Tuesday, November 30, 2004

Back to the oil-for-food scandal

Not that it has ever gone away. In fact, unnoticed by the British media and stolidly ignored by most of the European one, the scandal rumbles on and on, threatening to engulf the whole of the UN.

After the various complaints that the UN has been obstructing the several committees of enquiry set up by Congress, comes the news that Kojo Annan (son of Kofi) was paid by the Swiss-based firm Cotecna Inspection Services SA for several years longer than it had been admitted before.

Cotecna had been given the contract to monitor the oil-for-food programme in 1998 and finally stepped down in 2003 when the UN handed the programme over to the Coalition Provisuional Authority. By a strange coincidence Kojo Annan was employed or, rather, paid by the company for the same period of time.

In fact, the latest information is that he last received money as recently as February 2004, again by coincidence the month when the first articles about the way the programme had been subverted and used as a colossal fraud appeared in the Baghdad newspapers.
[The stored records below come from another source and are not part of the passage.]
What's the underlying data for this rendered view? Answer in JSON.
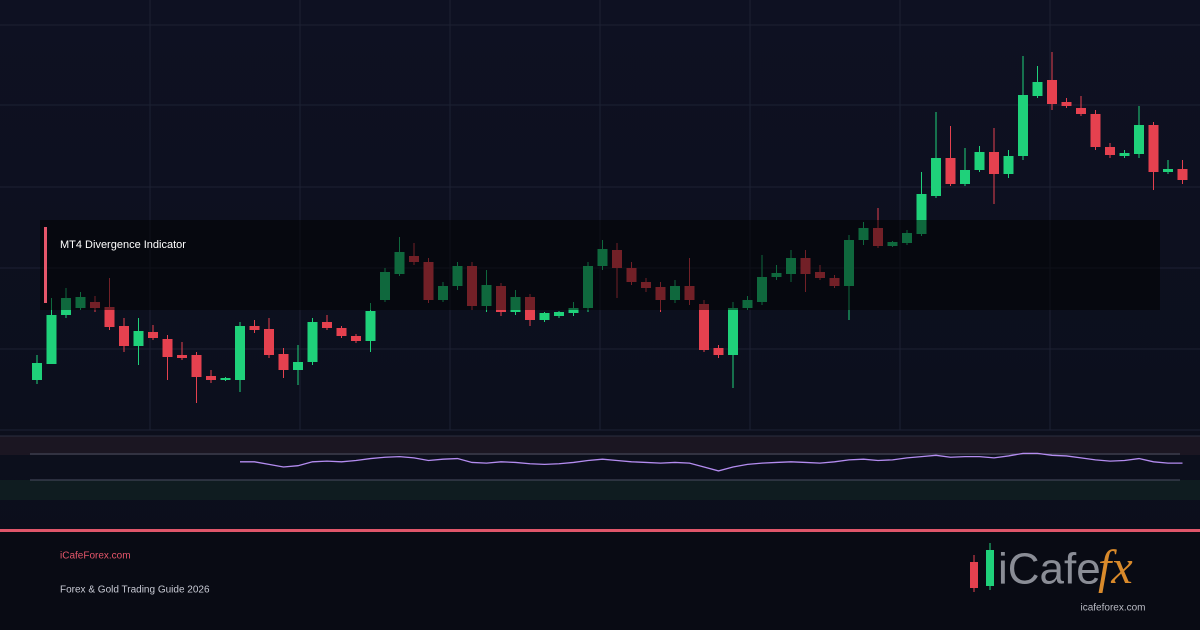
{
  "chart_data": {
    "type": "candlestick",
    "title": "MT4 Divergence Indicator",
    "up_color": "#1fd17a",
    "down_color": "#e5414f",
    "ylim": [
      0,
      430
    ],
    "open": [
      50,
      66,
      115,
      122,
      128,
      123,
      104,
      84,
      98,
      91,
      75,
      75,
      54,
      50,
      50,
      104,
      101,
      76,
      60,
      68,
      108,
      102,
      94,
      89,
      130,
      156,
      174,
      168,
      130,
      144,
      164,
      124,
      144,
      118,
      133,
      110,
      114,
      117,
      122,
      164,
      180,
      162,
      148,
      143,
      130,
      144,
      126,
      82,
      75,
      122,
      128,
      153,
      156,
      172,
      158,
      152,
      144,
      190,
      202,
      184,
      187,
      196,
      234,
      272,
      246,
      260,
      278,
      256,
      274,
      334,
      350,
      328,
      322,
      316,
      283,
      274,
      276,
      305,
      258,
      261
    ],
    "high": [
      75,
      132,
      142,
      138,
      134,
      152,
      112,
      112,
      105,
      95,
      88,
      78,
      60,
      53,
      108,
      110,
      112,
      82,
      85,
      112,
      115,
      104,
      96,
      127,
      162,
      193,
      187,
      172,
      148,
      168,
      168,
      160,
      147,
      140,
      136,
      118,
      119,
      128,
      168,
      190,
      187,
      168,
      152,
      148,
      150,
      172,
      130,
      85,
      128,
      134,
      175,
      165,
      180,
      180,
      165,
      155,
      195,
      208,
      222,
      189,
      200,
      258,
      318,
      304,
      282,
      284,
      302,
      280,
      374,
      364,
      378,
      332,
      334,
      320,
      287,
      280,
      324,
      308,
      270,
      270
    ],
    "low": [
      46,
      66,
      112,
      120,
      118,
      100,
      78,
      65,
      90,
      50,
      70,
      27,
      47,
      49,
      38,
      97,
      72,
      52,
      45,
      65,
      100,
      92,
      87,
      78,
      128,
      154,
      165,
      127,
      128,
      140,
      120,
      118,
      114,
      115,
      104,
      108,
      112,
      114,
      118,
      160,
      132,
      145,
      138,
      118,
      127,
      125,
      78,
      72,
      42,
      120,
      125,
      150,
      148,
      138,
      150,
      142,
      110,
      185,
      182,
      183,
      185,
      194,
      232,
      244,
      244,
      258,
      226,
      252,
      270,
      332,
      320,
      322,
      314,
      280,
      272,
      272,
      272,
      240,
      256,
      246
    ],
    "close": [
      67,
      115,
      132,
      133,
      122,
      103,
      84,
      99,
      92,
      73,
      72,
      53,
      50,
      52,
      104,
      100,
      75,
      60,
      68,
      108,
      102,
      94,
      89,
      119,
      158,
      178,
      168,
      130,
      144,
      164,
      124,
      145,
      118,
      133,
      110,
      117,
      118,
      122,
      164,
      181,
      162,
      148,
      142,
      130,
      144,
      130,
      80,
      75,
      122,
      130,
      153,
      157,
      172,
      156,
      152,
      144,
      190,
      202,
      184,
      188,
      197,
      236,
      272,
      246,
      260,
      278,
      256,
      274,
      335,
      348,
      326,
      324,
      316,
      283,
      275,
      277,
      305,
      258,
      261,
      250
    ],
    "indicator": {
      "color": "#b48cf0",
      "ylim": [
        30,
        70
      ],
      "levels": [
        70,
        30
      ],
      "values": [
        null,
        null,
        null,
        null,
        null,
        null,
        null,
        null,
        null,
        null,
        null,
        null,
        null,
        null,
        58,
        58,
        54,
        50,
        52,
        58,
        59,
        58,
        60,
        63,
        65,
        66,
        64,
        60,
        62,
        63,
        57,
        56,
        58,
        57,
        55,
        54,
        55,
        57,
        60,
        62,
        60,
        58,
        57,
        56,
        57,
        56,
        50,
        44,
        50,
        54,
        56,
        57,
        58,
        57,
        56,
        58,
        61,
        62,
        60,
        61,
        64,
        66,
        68,
        65,
        66,
        66,
        64,
        67,
        71,
        71,
        68,
        67,
        64,
        61,
        59,
        60,
        63,
        58,
        56,
        56
      ]
    }
  },
  "footer": {
    "site": "iCafeForex.com",
    "subtitle": "Forex & Gold Trading Guide 2026"
  },
  "logo": {
    "brand_a": "iCafe",
    "brand_b": "fx",
    "url": "icafeforex.com"
  }
}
Neither Mr Annan Jnr nor Cotecna deny the story. Mr Annan’s spokesman insists that the information had been given to Paul Volcker, former Chairman of the Federal Reserve, who now chairs the inexplicably quiet UN enquiry into the whole mess. Cotecna, on the other hand, insists that Mr Annan was employed on West African projects and the dates of his employment are purely coincidental. There were no clashes of interest, they say, rather disingenuously.

Cotecna has been refusing to answer journalists’ questions, having received a gagging order from the UN Secretariat. So there seems to be no explanation why the normal non-competition post-employment payment to Mr Annan went on for five years instead of the usual one or why it stopped abruptly when those stories started filtering through.

As Claudia Rossett, who has been writing up the story as it has unfolded, shows in a recent article in the New York Sun, Kofi Annan’s role throughout the saga was to deny all knowledge of everything, particularly his son’s or the younger man’s employer’s involvement.
“At every turn, the saga of the secretary-general's family ties to Cotecna raises questions about Kofi Annan's handling of potential conflicts of interest. Even if Mr. Annan cannot be held responsible for the decisions of his son, his job does entail responsibility for the actions of the U.N. Secretariat. As the oil-for-food scandal has unfolded, it has become clear that U.N. secrecy and lack of accountability evolved, in effect, into complicity with Saddam's scams and influence-buying. By now, between congressional and other investigations, there are allegations that Saddam, on Mr. Annan's watch, under U.N. sanctions and oil-for-food supervision, scammed and smuggled some $17.3 billion in oil money meant for relief, using some of that money to fund terrorism, import weapons, and buy influence with Security Council members France, Russia, and China.”
It is time, most people think, for the UN to start cleaning up its house, in the first place by lifting the gagging order on the various employees and contractors to do with the oil-for-food fraud. If it does not do so, it may find that outside forces will do the cleaning up a good deal more radically than that self-important organization would like it.